3.痴呆性高齢者の疑似体験プログラム作成を目的にした基礎資料収集のための調査
- 痴呆および痴呆性高齢者をどのように理解しているかを明らかにするために、ホームヘルパー150名、その他一般108名を対象に、アンケート調査をした。
- この調査によれば、「痴呆」という病気に対するイメージに関して、「高齢になると誰もがなり、その人の本性がでる病気」と誤った理解によるイメージや「自分はなりたくない病気」と主観的で否定的なイメージでとらえているのが分かり、一般対象者への痴呆理解のための啓蒙啓発は重要であることが確かめられた。従って、具体的な事例を通して、痴呆の理解を促進する情報提供に加え、痴呆性高齢者への偏見を助長せず、人権を尊重することの重要性を説く内容の啓蒙啓発が求められる。(詳細は、83頁「痴呆性高齢者の疑似体験プログラム作成を目的にした基礎資料収集のための調査」報告書参照)
4.痴呆高齢者疑似体験プログラム(装着モデル)の開発経過
- 研究委員会は、上記1〜3の報告及び調査を踏まえて、議論を重ね、既知の知識と既存の技術を組み合わせた形で、痴呆高齢者疑似体験プログラム(装着モデル)を開発することとした。
- このため、研究委員会の中に、痴呆高齢者疑似体験プログラム研究開発小委員会を設けて、技術的視点を中心に検討を進め、装着モデルを開発することとした。痴呆高齢者疑似体験プログラム研究開発小委員会のメンバーは次のとおりである。
- 痴呆高齢者疑似体験プログラム研究開発小委員会一覧
- 板 生 清 東京大学大学院新領域創成科学研究科・環境学専攻教授
- 伊 藤 卓 雄 (財)予防接種リサーチセンター理事
- 小野寺 敦志 高齢者痴呆介護研究・研修東京センター研究企画主幹
- 五 島 シ ズ 全国高齢者ケア協会監事
- 白根 美保子 前フィンランド政府観光局
- 濱 田 静 江 NPO法人たすけあい・ゆい理事長
- 鷲 巣 栄 一 フィンランド大使館・技術顧問
なお、装着モデルの開発にあたっては、実際の作業面で、蜂須賀啓介、有光知理(東京大学大学院新領域創成科学研究科・環境学専攻)の両氏の多大な尽力と協力を得た。具体的には、機材は市販のヘッドマウントディスプレイを使用することにし、トイレを探して迷っている痴呆性高齢者の目で見たビデオ映像を制作することにした。
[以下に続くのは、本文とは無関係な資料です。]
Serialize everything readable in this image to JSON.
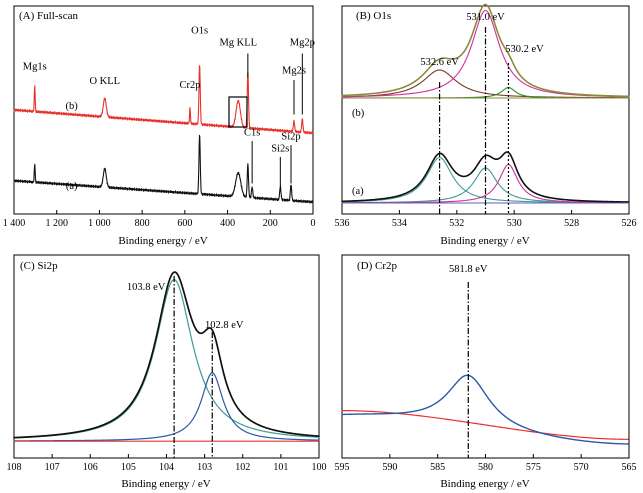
{
  "colors": {
    "black": "#111111",
    "red": "#e8302a",
    "blue": "#2c58a8",
    "teal": "#3f9a95",
    "magenta": "#d0309e",
    "olive": "#8c8a3c",
    "brown": "#7a3a25",
    "green": "#2f8a2f",
    "purple": "#6a5fb0"
  },
  "chart_data": [
    {
      "id": "A",
      "type": "line",
      "title": "(A) Full-scan",
      "xlabel": "Binding energy / eV",
      "ylabel": "",
      "xlim": [
        1400,
        0
      ],
      "x_ticks": [
        1400,
        1200,
        1000,
        800,
        600,
        400,
        200,
        0
      ],
      "x_tick_labels": [
        "1 400",
        "1 200",
        "1 000",
        "800",
        "600",
        "400",
        "200",
        "0"
      ],
      "series": [
        {
          "name": "(b)",
          "color": "red",
          "baseline": 0.58,
          "slope": 0.000125,
          "peaks": [
            [
              1303,
              0.2,
              2
            ],
            [
              975,
              0.14,
              7
            ],
            [
              576,
              0.12,
              2
            ],
            [
              531,
              0.45,
              3
            ],
            [
              350,
              0.2,
              10
            ],
            [
              305,
              0.42,
              3
            ],
            [
              89,
              0.08,
              3
            ],
            [
              50,
              0.1,
              3
            ]
          ]
        },
        {
          "name": "(a)",
          "color": "black",
          "baseline": 0.06,
          "slope": 0.000115,
          "peaks": [
            [
              1303,
              0.14,
              2
            ],
            [
              975,
              0.14,
              7
            ],
            [
              531,
              0.45,
              3
            ],
            [
              350,
              0.18,
              12
            ],
            [
              305,
              0.25,
              3
            ],
            [
              285,
              0.08,
              3
            ],
            [
              153,
              0.1,
              3
            ],
            [
              103,
              0.12,
              3
            ]
          ]
        }
      ],
      "annotations": [
        {
          "text": "Mg1s",
          "x": 1303,
          "y": 1.06
        },
        {
          "text": "O KLL",
          "x": 975,
          "y": 0.95
        },
        {
          "text": "Cr2p",
          "x": 576,
          "y": 0.92
        },
        {
          "text": "O1s",
          "x": 531,
          "y": 1.33
        },
        {
          "text": "Mg KLL",
          "x": 350,
          "y": 1.24
        },
        {
          "text": "Mg2p",
          "x": 50,
          "y": 1.24
        },
        {
          "text": "Mg2s",
          "x": 89,
          "y": 1.03
        },
        {
          "text": "C1s",
          "x": 285,
          "y": 0.56
        },
        {
          "text": "Si2s",
          "x": 153,
          "y": 0.44
        },
        {
          "text": "Si2p",
          "x": 103,
          "y": 0.53
        },
        {
          "text": "(b)",
          "x": 1130,
          "y": 0.76
        },
        {
          "text": "(a)",
          "x": 1130,
          "y": 0.16
        }
      ]
    },
    {
      "id": "B",
      "type": "line",
      "title": "(B) O1s",
      "xlabel": "Binding energy / eV",
      "ylabel": "",
      "xlim": [
        536,
        526
      ],
      "x_ticks": [
        536,
        534,
        532,
        530,
        528,
        526
      ],
      "vlines": [
        532.6,
        531.0,
        530.2
      ],
      "labels": [
        {
          "text": "532.6 eV",
          "x": 532.6
        },
        {
          "text": "531.0 eV",
          "x": 531.0
        },
        {
          "text": "530.2 eV",
          "x": 530.2
        }
      ],
      "groups": [
        {
          "name": "(b)",
          "offset": 0.64,
          "components": [
            {
              "color": "brown",
              "center": 532.6,
              "height": 0.16,
              "width": 0.72
            },
            {
              "color": "magenta",
              "center": 531.0,
              "height": 0.5,
              "width": 0.6
            },
            {
              "color": "green",
              "center": 530.2,
              "height": 0.06,
              "width": 0.3
            }
          ],
          "envelope_color": "olive"
        },
        {
          "name": "(a)",
          "offset": 0.04,
          "components": [
            {
              "color": "teal",
              "center": 532.6,
              "height": 0.26,
              "width": 0.55
            },
            {
              "color": "teal",
              "center": 531.0,
              "height": 0.2,
              "width": 0.5
            },
            {
              "color": "magenta",
              "center": 530.2,
              "height": 0.22,
              "width": 0.4
            }
          ],
          "envelope_color": "black",
          "baseline_color": "purple"
        }
      ]
    },
    {
      "id": "C",
      "type": "line",
      "title": "(C) Si2p",
      "xlabel": "Binding energy / eV",
      "ylabel": "",
      "xlim": [
        108,
        100
      ],
      "x_ticks": [
        108,
        107,
        106,
        105,
        104,
        103,
        102,
        101,
        100
      ],
      "vlines": [
        103.8,
        102.8
      ],
      "labels": [
        {
          "text": "103.8 eV",
          "x": 103.8
        },
        {
          "text": "102.8 eV",
          "x": 102.8
        }
      ],
      "components": [
        {
          "color": "teal",
          "center": 103.8,
          "height": 0.85,
          "width": 0.6
        },
        {
          "color": "blue",
          "center": 102.8,
          "height": 0.36,
          "width": 0.35
        }
      ],
      "envelope_color": "black",
      "baseline_color": "red",
      "baseline_level": 0.015
    },
    {
      "id": "D",
      "type": "line",
      "title": "(D) Cr2p",
      "xlabel": "Binding energy / eV",
      "ylabel": "",
      "xlim": [
        595,
        565
      ],
      "x_ticks": [
        595,
        590,
        585,
        580,
        575,
        570,
        565
      ],
      "vlines": [
        581.8
      ],
      "labels": [
        {
          "text": "581.8 eV",
          "x": 581.8
        }
      ],
      "peak": {
        "color": "blue",
        "center": 581.8,
        "height": 0.52,
        "width": 2.7
      },
      "background": {
        "color": "red",
        "start": 0.3,
        "end": 0.02
      }
    }
  ]
}
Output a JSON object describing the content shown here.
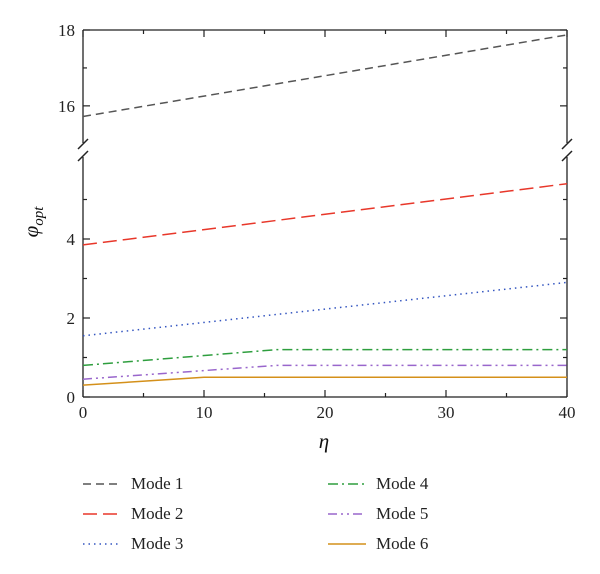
{
  "chart_data": {
    "type": "line",
    "xlabel": "η",
    "ylabel": "φ",
    "ylabel_sub": "opt",
    "xlim": [
      0,
      40
    ],
    "x_ticks": [
      "0",
      "10",
      "20",
      "30",
      "40"
    ],
    "y_break": true,
    "upper_ylim": [
      15.1,
      18
    ],
    "upper_y_ticks": [
      "16",
      "18"
    ],
    "lower_ylim": [
      0,
      6
    ],
    "lower_y_ticks": [
      "0",
      "2",
      "4"
    ],
    "grid": false,
    "legend_position": "bottom",
    "series": [
      {
        "name": "Mode 1",
        "color": "#555555",
        "dash": "8,5",
        "x": [
          0,
          40
        ],
        "y": [
          15.72,
          17.87
        ]
      },
      {
        "name": "Mode 2",
        "color": "#e8372a",
        "dash": "14,6",
        "x": [
          0,
          40
        ],
        "y": [
          3.85,
          5.4
        ]
      },
      {
        "name": "Mode 3",
        "color": "#3355c0",
        "dash": "1.5,4",
        "x": [
          0,
          40
        ],
        "y": [
          1.55,
          2.9
        ]
      },
      {
        "name": "Mode 4",
        "color": "#2e9e3e",
        "dash": "10,4,2,4",
        "x": [
          0,
          16,
          40
        ],
        "y": [
          0.8,
          1.2,
          1.2
        ]
      },
      {
        "name": "Mode 5",
        "color": "#9966cc",
        "dash": "9,4,2,4,2,4",
        "x": [
          0,
          16,
          40
        ],
        "y": [
          0.45,
          0.8,
          0.8
        ]
      },
      {
        "name": "Mode 6",
        "color": "#d4901a",
        "dash": "",
        "x": [
          0,
          10,
          40
        ],
        "y": [
          0.3,
          0.5,
          0.5
        ]
      }
    ]
  }
}
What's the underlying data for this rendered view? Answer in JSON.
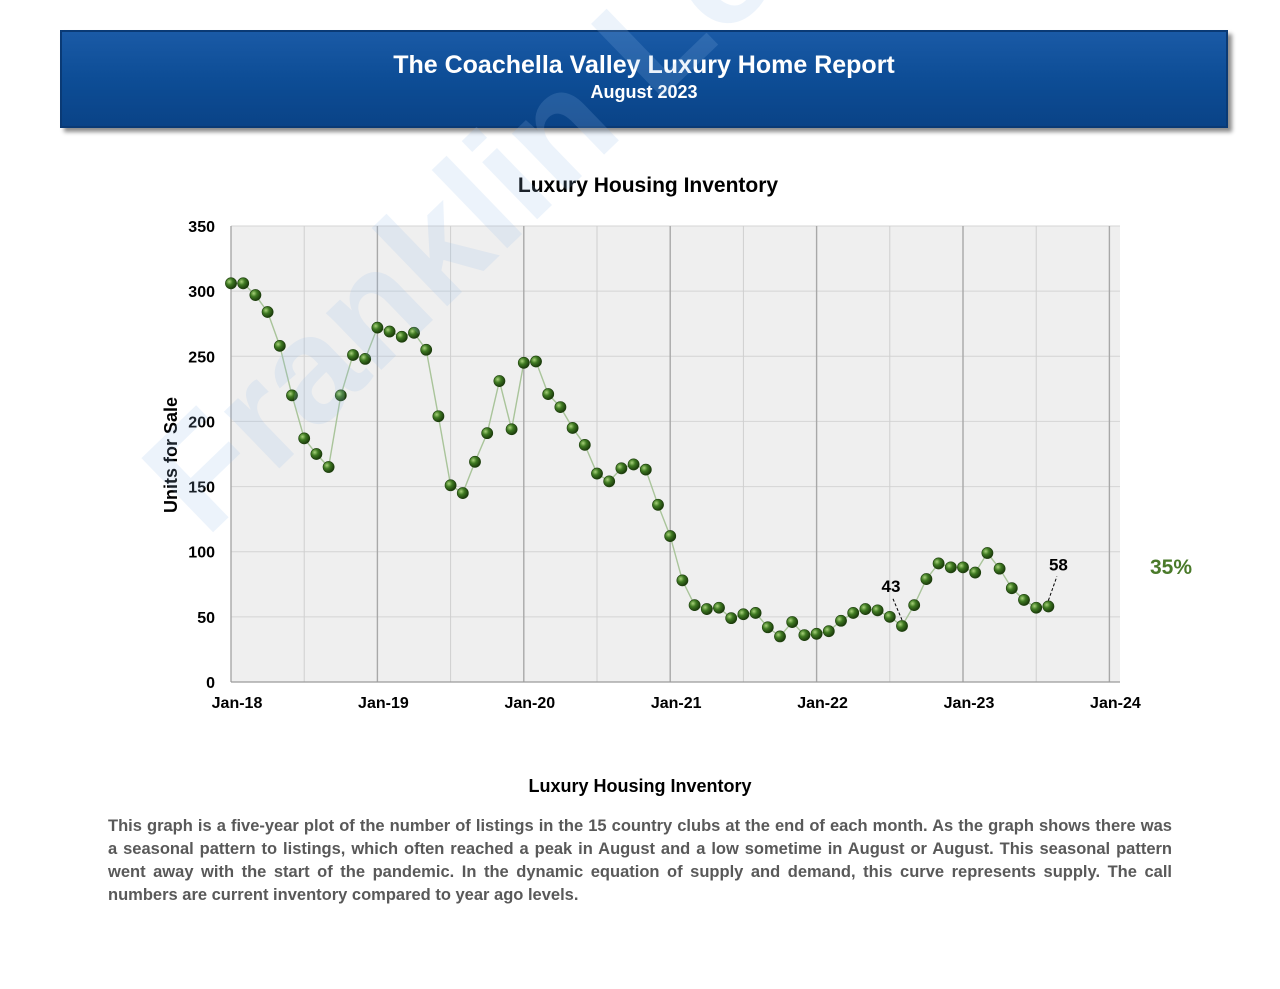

5.痴呆高齢者疑似体験プログラムを検証するためのモデル事業の実施
- 痴呆高齢者疑似体験プログラム(装着モデル)の試作品を検証するため、モ デル研修を一般公募を含め14名の参加者を対象に実施した。(詳細は12 6頁参照)
- 研修体験前及び研修体験後にアンケートを実施し、評価した。これによると、痴呆が病気だという認識が持てたり、見当がつかなくてむやみやたらに怖がっていたが、いたずらに恐れる必要がないと理解されていることが分かった。
- なお、モデル研修に用いた装着モデルの試作品については、今後はさまざまな人々の検証を受け、発展させて、よりよい内容のものに改善していき、すでに当協会が開発し、実用化され、高齢者の介護や高齢社会の社会環境改善に貢献している高齢者疑似体験プログラム(うらしま太郎)と同様、広く活用されることを目指したい。